4 thoughts on “The new austerity

  1. Jon Jacobs

    This is an astonishingly naive post, for a supposedly highbrow blog.

    How does accumulating $10 million in investable assets deviate in any way from “today’s austerity”?

    Remember: investable wealth by definition means savings – earnings that were not spent. $10 million is a typical minimum for the sector of wealth management that’s known as “private client banking.” Bessemer Trust is one of the better-known and established service providers in that niche. (Some firms set their minimum still higher, by the way.)

    So, what is not austere about saving and investing? It’s what all our parents and grandparents (and for the younger among us, our great-grandparents) did during and after the last Depression, albeit on a smaller scale in most cases.

    The assumption that the number of New York Times readers with $10 million to invest is “vanishingly small” is laughably naive, as well. I presume Mr. Knobel resides in Indiana, perhaps, or Alabama…somewhere far from New York City, where the median apartment still sells for upwards of $1 million and the minimum income needed to maintain a middle-class standard of living is $123,000 (according to a recent analysis by a widely respected organization, I don’t recall which one offhand).

    My guess is the percentage of NY Times readers who could meet Bessemer’s minimum is on the order of 1%. Small, yes, but hardly “vanishingly small” – that’s 15,000 people.

    It’s true that such people don’t pick up the phone to assign their millions to someone they learned about through a magazine ad.

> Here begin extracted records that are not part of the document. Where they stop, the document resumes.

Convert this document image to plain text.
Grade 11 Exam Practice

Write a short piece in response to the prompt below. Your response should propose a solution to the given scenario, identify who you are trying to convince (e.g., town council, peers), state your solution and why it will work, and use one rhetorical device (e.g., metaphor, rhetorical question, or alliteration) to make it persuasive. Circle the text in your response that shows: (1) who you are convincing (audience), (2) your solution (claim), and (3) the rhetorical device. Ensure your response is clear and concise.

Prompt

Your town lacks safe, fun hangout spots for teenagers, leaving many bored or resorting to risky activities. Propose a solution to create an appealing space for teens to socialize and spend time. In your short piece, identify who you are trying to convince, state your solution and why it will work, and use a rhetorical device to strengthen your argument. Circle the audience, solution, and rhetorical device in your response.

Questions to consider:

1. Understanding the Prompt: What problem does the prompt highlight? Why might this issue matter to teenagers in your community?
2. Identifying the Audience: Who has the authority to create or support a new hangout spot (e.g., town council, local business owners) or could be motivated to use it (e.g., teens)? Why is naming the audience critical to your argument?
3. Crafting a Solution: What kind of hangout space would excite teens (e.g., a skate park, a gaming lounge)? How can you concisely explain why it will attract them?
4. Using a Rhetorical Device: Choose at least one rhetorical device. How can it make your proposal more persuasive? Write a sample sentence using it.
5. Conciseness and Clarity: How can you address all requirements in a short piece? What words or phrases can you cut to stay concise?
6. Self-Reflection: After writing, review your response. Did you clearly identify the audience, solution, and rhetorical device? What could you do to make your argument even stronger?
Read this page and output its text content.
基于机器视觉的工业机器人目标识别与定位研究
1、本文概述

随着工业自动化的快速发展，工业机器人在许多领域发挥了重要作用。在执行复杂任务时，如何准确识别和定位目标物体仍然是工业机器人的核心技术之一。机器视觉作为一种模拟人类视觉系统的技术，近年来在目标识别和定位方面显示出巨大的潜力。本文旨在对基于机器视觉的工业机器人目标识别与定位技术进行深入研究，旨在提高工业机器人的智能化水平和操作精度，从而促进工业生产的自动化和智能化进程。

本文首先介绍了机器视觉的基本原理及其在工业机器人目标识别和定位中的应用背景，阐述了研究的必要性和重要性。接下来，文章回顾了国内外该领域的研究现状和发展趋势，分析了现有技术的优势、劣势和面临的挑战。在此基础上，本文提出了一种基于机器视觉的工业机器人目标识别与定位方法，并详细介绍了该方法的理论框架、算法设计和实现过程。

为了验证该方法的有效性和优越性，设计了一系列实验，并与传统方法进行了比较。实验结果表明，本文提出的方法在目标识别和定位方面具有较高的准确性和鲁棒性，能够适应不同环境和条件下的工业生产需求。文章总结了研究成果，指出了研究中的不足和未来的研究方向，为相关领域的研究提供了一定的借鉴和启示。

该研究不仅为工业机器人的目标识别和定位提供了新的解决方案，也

    I guess the oh-so-educated and sophisticated Mr. Knobel is a newbie not only when it comes to the concept of private banking, but also to the concept of corporate image advertising.

    Reply
    1. Lance Knobel

      Naive, perhaps. Highbrow? I don’t make any particular claims. I don’t live in Indiana or Alabama, but so what if I did? Sheesh.

      I think I know more than the average reader about wealth management and private banking. I’ve written about the Swiss private banks on a number of occasions, and I’m certainly well aware of the ideas of corporate image advertising.

      What struck me about the Bessemer ad was the use of a direct response mechanism, which isn’t usually part of corporate image advertising. And I do think there’s something striking about trawling for readers with at least $10 million to invest in today’s climate.

      I’m not sure how you make your guess on 1% of NYT readers having $10 million to invest. 15,000 would mean a significant majority of people with that kind of wealth in the US read the NYT. I’m skeptical. Having a multi-million apartment and an income of far more than $123k would still get you nowhere near $10 million in assets to invest. There are plenty of New Yorkers and NYT readers with multiple millions in assets, but most are tied up in housing.

      Reply
  2. Frank L

    My first guess is that this was a “feel good” ad aimed at their existing clients more than at new clients — “see how great we, are we have a full page ad in the NYT (and by the way, please don’t leave us)”.

    My second guess is that the first commentor works at Bessemer.

    Reply
    1. Lance Knobel

      Frank L: I suspect you’re right on the first point. On the second, perhaps, or has Bessemer as a client. Certainly something struck a chord to provoke that response.